Изменить размер шрифта - +
«Здесь так чисто, — сказала она тогда. — А я такая грязная, Франц». Я, помню, успокаивал ее, говорил все, что положено в таких случаях, а она в ответ: «До меня же никто не захочет дотронуться». Я снова спорил, снова говорил дежурные слова… И тут она сказала: «Интересно, сколько людей вот такой же темной, непроглядной ночью шагнули с корабля за борт?» — «Зачем, зачем такие черные мысли?» Я не на шутку встревожился. Она ответила, что мысли вовсе не черные, что это очень светлая, чистая смерть — погрузиться в чистую, прозрачную воду… Лизл часто произносила слово «чистый»… «Погружаешься в воду, будто входишь в чистую, уютную комнату, где сможешь отдохнуть, где уже постелена постель и свет приглушен и ласков…» Я не знал, что и думать. Такие разговоры мне было слышать не впервой. После всего, что мы пережили, почти у каждого случались подобные минуты. А потом надежда брала верх, и люди жили дальше. Но все же я был начеку. Уговаривал ее спуститься в трюм: мол, уже поздно, пора спать. «Нет, — ответила она, — там вонь и грязь. А здесь чистый воздух, свобода». Я сказал, что в таком случае тоже останусь. Она возражала, но я остался.

Франц поднял глаза:

— Только я заснул. Тео, я заснул. А когда проснулся, ее не было. Вот и все.

 

Под рубашками, в среднем ящике, лежат фотографии его родителей. В эту кожаную дорожную папку он положил их когда-то, отправляясь через Париж в Америку. Что, какое предчувствие заставило его сунуть их в последнюю минуту в чемодан? Не сделай он этого, лица родителей остались бы лишь в памяти тех немногих, которые знали их и до сих пор живы. Пока живы.

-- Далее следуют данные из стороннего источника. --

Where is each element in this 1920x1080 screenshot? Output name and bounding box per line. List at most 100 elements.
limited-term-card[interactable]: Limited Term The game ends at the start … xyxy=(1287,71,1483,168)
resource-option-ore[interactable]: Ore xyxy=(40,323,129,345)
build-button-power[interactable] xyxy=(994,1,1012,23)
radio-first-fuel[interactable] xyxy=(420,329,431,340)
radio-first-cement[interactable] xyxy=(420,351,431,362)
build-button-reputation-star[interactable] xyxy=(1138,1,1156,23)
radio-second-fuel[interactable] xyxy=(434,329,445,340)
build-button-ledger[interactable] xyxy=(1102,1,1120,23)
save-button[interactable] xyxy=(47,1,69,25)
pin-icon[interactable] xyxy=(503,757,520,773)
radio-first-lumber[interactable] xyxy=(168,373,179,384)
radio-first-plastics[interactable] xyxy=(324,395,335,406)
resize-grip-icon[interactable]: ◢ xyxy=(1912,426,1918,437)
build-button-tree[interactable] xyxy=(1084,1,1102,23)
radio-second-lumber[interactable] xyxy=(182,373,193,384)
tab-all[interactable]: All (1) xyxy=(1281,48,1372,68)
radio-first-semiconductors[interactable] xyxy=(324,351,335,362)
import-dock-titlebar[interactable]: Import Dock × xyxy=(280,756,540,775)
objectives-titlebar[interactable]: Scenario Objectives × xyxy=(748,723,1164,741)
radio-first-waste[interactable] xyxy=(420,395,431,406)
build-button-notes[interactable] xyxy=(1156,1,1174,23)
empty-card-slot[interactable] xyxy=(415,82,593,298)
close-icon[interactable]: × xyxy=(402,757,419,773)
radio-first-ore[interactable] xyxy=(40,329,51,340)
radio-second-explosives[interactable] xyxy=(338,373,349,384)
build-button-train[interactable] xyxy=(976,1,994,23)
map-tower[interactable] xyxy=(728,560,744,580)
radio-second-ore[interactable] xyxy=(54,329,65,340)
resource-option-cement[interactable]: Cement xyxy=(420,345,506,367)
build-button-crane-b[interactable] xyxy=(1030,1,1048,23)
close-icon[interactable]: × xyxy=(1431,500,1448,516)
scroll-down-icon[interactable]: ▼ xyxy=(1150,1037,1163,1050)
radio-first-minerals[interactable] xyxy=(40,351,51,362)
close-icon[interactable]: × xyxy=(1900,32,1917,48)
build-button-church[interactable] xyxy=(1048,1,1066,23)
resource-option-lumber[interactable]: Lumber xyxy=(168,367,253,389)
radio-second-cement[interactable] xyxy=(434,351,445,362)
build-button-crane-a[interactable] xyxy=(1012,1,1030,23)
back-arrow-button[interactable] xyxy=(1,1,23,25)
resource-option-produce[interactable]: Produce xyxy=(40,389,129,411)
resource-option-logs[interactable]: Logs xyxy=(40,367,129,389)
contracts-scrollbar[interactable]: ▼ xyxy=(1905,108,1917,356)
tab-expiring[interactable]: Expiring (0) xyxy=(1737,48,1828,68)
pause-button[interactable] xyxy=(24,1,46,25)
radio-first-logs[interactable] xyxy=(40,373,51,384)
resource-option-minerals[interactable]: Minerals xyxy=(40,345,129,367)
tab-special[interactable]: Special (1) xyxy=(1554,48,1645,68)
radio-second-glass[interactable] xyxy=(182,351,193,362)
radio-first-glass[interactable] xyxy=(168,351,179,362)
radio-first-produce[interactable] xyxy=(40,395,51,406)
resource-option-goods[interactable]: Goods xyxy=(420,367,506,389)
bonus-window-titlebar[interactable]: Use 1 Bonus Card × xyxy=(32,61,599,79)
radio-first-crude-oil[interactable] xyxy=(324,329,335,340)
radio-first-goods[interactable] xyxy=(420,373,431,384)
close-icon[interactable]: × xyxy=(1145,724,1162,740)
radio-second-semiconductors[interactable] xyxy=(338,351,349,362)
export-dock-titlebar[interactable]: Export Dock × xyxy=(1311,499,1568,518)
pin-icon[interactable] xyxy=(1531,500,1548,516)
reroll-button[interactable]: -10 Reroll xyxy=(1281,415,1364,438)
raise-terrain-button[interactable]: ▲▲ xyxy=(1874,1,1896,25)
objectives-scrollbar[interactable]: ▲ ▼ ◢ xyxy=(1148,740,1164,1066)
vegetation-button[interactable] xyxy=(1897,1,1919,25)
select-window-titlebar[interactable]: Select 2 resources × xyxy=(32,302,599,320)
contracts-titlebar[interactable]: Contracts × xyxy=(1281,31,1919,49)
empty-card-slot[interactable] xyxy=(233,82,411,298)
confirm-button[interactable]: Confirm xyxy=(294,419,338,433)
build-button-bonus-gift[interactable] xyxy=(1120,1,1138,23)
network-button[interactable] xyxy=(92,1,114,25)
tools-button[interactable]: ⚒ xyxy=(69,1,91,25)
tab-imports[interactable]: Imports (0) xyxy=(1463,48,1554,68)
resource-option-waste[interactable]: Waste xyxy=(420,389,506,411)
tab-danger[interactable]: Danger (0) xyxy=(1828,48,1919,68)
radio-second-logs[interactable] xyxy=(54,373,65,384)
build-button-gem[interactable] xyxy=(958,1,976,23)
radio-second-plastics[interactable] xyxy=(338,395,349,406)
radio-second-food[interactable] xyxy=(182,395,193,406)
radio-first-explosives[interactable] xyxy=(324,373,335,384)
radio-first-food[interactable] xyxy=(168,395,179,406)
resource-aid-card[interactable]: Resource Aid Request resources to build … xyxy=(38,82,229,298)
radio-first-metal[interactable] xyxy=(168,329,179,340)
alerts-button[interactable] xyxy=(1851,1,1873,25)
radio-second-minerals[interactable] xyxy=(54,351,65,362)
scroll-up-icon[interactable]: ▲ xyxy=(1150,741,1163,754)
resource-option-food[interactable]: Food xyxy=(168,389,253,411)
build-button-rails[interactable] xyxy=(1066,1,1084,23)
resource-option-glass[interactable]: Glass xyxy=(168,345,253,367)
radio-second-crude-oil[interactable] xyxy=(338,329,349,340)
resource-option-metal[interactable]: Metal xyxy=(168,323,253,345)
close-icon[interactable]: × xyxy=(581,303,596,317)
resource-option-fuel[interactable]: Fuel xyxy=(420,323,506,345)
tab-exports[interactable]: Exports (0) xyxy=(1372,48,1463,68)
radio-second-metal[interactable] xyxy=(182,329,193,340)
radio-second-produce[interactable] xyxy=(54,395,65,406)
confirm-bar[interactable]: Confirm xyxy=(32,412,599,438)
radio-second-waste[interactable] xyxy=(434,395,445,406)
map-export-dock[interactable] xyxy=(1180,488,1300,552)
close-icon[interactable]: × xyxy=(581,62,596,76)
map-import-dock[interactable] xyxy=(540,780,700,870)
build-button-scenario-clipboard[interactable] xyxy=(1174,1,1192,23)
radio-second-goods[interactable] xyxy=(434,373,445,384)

Айрис задержалась внизу. Домой ехали молча: она даже не пыталась искать слова утешения и он ей за это благодарен. Потому что слов таких просто нет… Раскрывая папку, он подумал, что Айрис, должно быть, ее видит, когда убирает в шкаф его вещи. Но она никогда не упоминает о фотографиях, и за это он тоже благодарен.

Родители снимались в тот период жизни, когда молодость сменяется гордой, достойной зрелостью. Люди средних лет. Отец в элегантном офицерском кителе времен Первой мировой; лицо соответствует форме: строгое, почти суровое. Мама в платье из модного тогда мягкого шелка, с кружевом на подоле; жемчужные бусы спускаются до самого пояса. Она была стройной и держалась очень прямо. «В моем детстве девочек учили не горбиться», — говорила она всегда. Так же ли прямо, не горбясь, вошла она в этот фургон, или товарняк, или в чем там они возили людей на смерть?

Он вглядывался в лица. В последнее время он уже может на них смотреть. Потом, выдвинув из рамки мамину карточку, он вынул ту, что была спрятана под ней, ту фотографию, на которую так и не смог, не нашел в себе сил взглянуть ни разу за все эти годы.

Она смотрит прямо на него. С улыбкой? Без улыбки? Трудно сказать. Уголки ее рта всегда чуть приподняты. А вот глаза улыбаются. Да-да, улыбаются. Или это тоже обман, причуда природы, поселившей в этих глазах радость навсегда и вопреки всему? Даже когда она хмурилась и сердилась, глаза все равно смеялись. Светло-карие, с прозеленью. Кошачьи глаза. У нее на коленях сын, с тряпичным мячиком в руках. Он помнит, как покупал этот пятнистый легкий мячик. В магазине на Грабен. Фрицель закатил его однажды под диван, и пришлось диван отодвигать… Одна ножка поджата, другая свисает, а на ней… Тео пригляделся. Да-да, вон ямочка на мягкой, круглой младенческой коленке.

Лизл, любимая моя Лизл, что плохого ты сделала? Кому? А я-то думал, ты умерла быстро, не мучаясь. Господи, как же ты смогла так долго прожить?

 

Дверь спальни открылась, на фотографию упал свет из коридора. Айрис подошла неслышно; встала рядом и долго, очень долго рассматривала фотографию.